Human rights for all
The preamble to the UN Declaration of Human Rights includes a powerful warning for wayward dictatorships: “Whereas it is essential, if man is not to be compelled to have recourse, as a last resort, to rebellion against tyranny and oppression, that human rights should be protected by the rule of law.”
No UN member state may justify any violation of the final article of the declaration, which states that no “state, group or person [has] any right to engage in any activity or to perform any act aimed at the destruction of any of the rights and freedoms set forth [in the declaration].”
All true countries — whether they are recognized by the rest of the world or not — that seek an alliance of nations for the greatest good must uphold the “Universal Declaration of Human Rights as a common standard of achievement for all peoples and all nations, to the end that every individual and every organ of society, keeping this declaration constantly in mind, shall strive by teaching and education to promote respect for these rights and freedoms, and by progressive measures, national and international, to secure their universal and effective recognition and observance, both among the peoples of member states themselves and among the peoples of territories under their jurisdiction.”
Any governments that believe or preach otherwise, or that connive with specious arguments to convene and cultivate a cabal of barbarians — such as the South-South “Human Rights” Forum — and whose sole aim it is to undermine even one article of the declaration, those nations are themselves in serious error of understanding.

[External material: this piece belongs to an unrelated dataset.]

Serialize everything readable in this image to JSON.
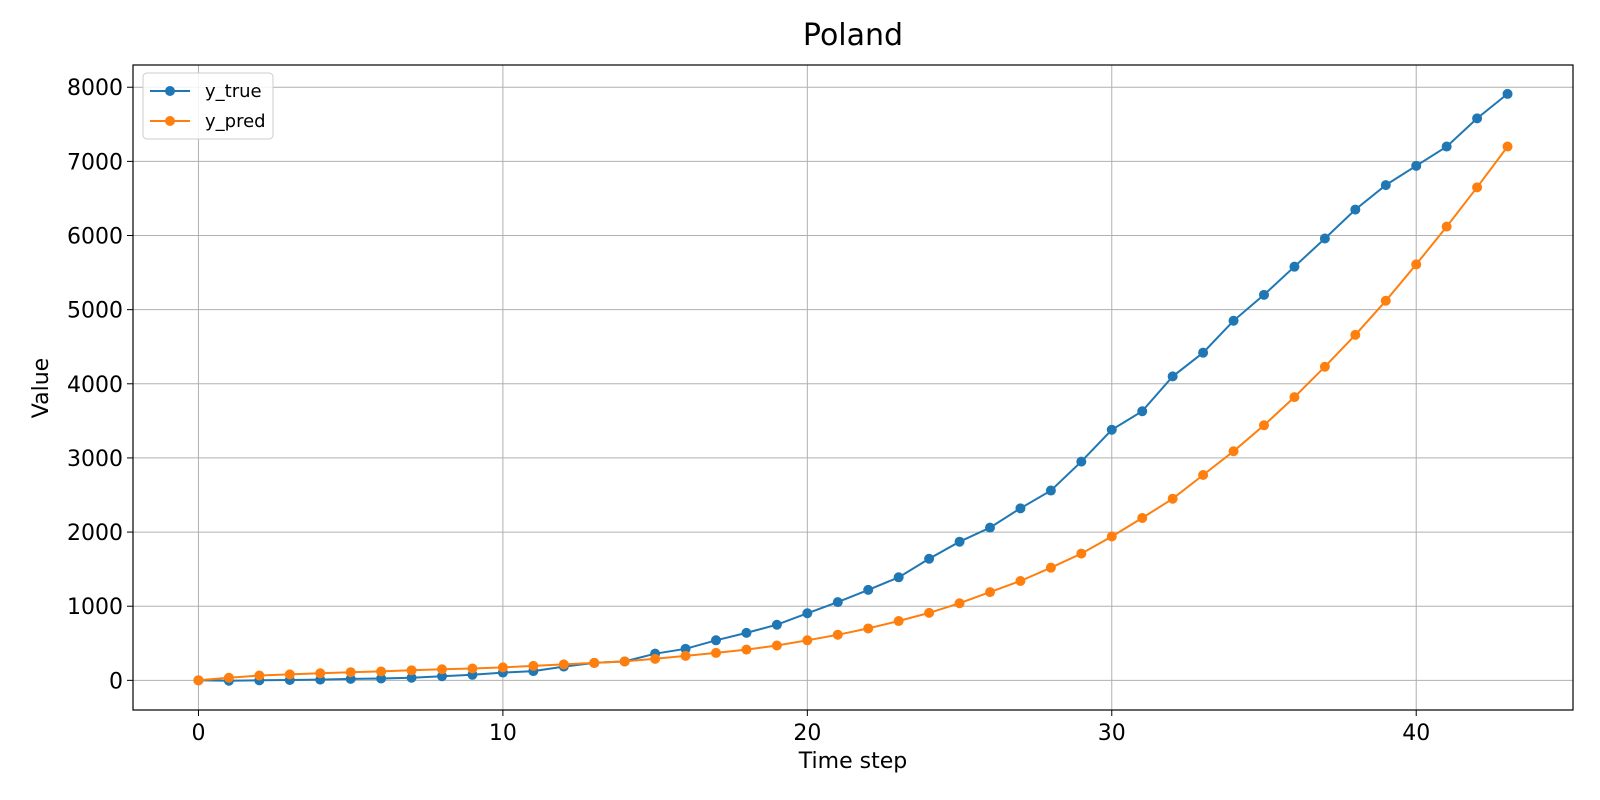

The rights of human beings, because they are human beings, supersede diversity, culture and even malevolent contrarians.
Correct yourselves, and remember, the original Commission on Human Rights consisted of 18 members from various political, cultural and religious backgrounds. These intellects included vice chairman of the committee, Chinese diplomat Chang Pengchung (張彭春).
“Dr Chang was a pluralist and held forth in charming fashion on the proposition that there is more than one kind of ultimate reality... Dr Chang suggested that the secretariat might well spend a few months studying the fundamentals of Confucianism,” commission chairwoman Eleanor Roosevelt said.
So, any government spokesman or dictator who suggests that the Declaration of Human Rights forces a Western perspective on the world’s diversity of cultures, mind history’s peacemakers, such as the esteemed Chang, a Chinese with indomitable human characteristics.